The winter/spring 2017 Allen Matkins/UCLA Anderson Forecast Commercial Real Estate Survey, which was conducted after the November 8 election, shows no discernable economic shift in the state, despite Hillary Clinton having been the favorite among California voters. Observations from 2016 remained unchanged, and the natural cycle in commercial real estate appears to be running its course somewhat independent of the presidential contest.
The findings may be due “to the upward bump in consumer confidence and stock prices and in part because the regulatory environment in California is not likely to change much,” said Jerry Nickelsburg, adjunct professor of economics at the UCLA Anderson School of Management and a senior economist with the UCLA Anderson Forecast. “While the outlook for 2017 may look relatively good, the strong move towards online shopping, higher interest rates, a continued redefinition of the office environment and the dropping of fertility rates [remain the] driving factors in commercial real estate.”
Among other findings, the survey provides continued evidence that we are experiencing the end of the boom in office space, that optimism remains strong among developers of multi-family dwellings, and that industrial markets — particularly the warehouse segment — remain on fire.

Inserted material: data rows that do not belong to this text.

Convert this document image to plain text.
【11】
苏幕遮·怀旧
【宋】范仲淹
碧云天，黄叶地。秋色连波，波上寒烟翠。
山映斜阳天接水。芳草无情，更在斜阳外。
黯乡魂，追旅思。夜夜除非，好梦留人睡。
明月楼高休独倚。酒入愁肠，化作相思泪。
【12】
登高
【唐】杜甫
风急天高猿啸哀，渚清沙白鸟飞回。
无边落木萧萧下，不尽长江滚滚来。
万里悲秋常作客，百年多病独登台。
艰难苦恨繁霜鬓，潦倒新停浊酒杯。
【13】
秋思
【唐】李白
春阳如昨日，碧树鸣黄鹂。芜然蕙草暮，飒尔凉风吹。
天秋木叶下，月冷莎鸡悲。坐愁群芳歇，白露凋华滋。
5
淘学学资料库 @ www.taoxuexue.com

The Allen Matkins/UCLA Anderson Forecast California Commercial Real Estate Survey and Index Research Project polls a panel of California real estate professionals in the development and investment markets, on various aspects of the commercial real estate market. The twice-annual survey projects a three-year outlook for California’s commercial real estate industry and forecasts potential opportunities and challenges affecting office, multi-family, retail and industrial sectors.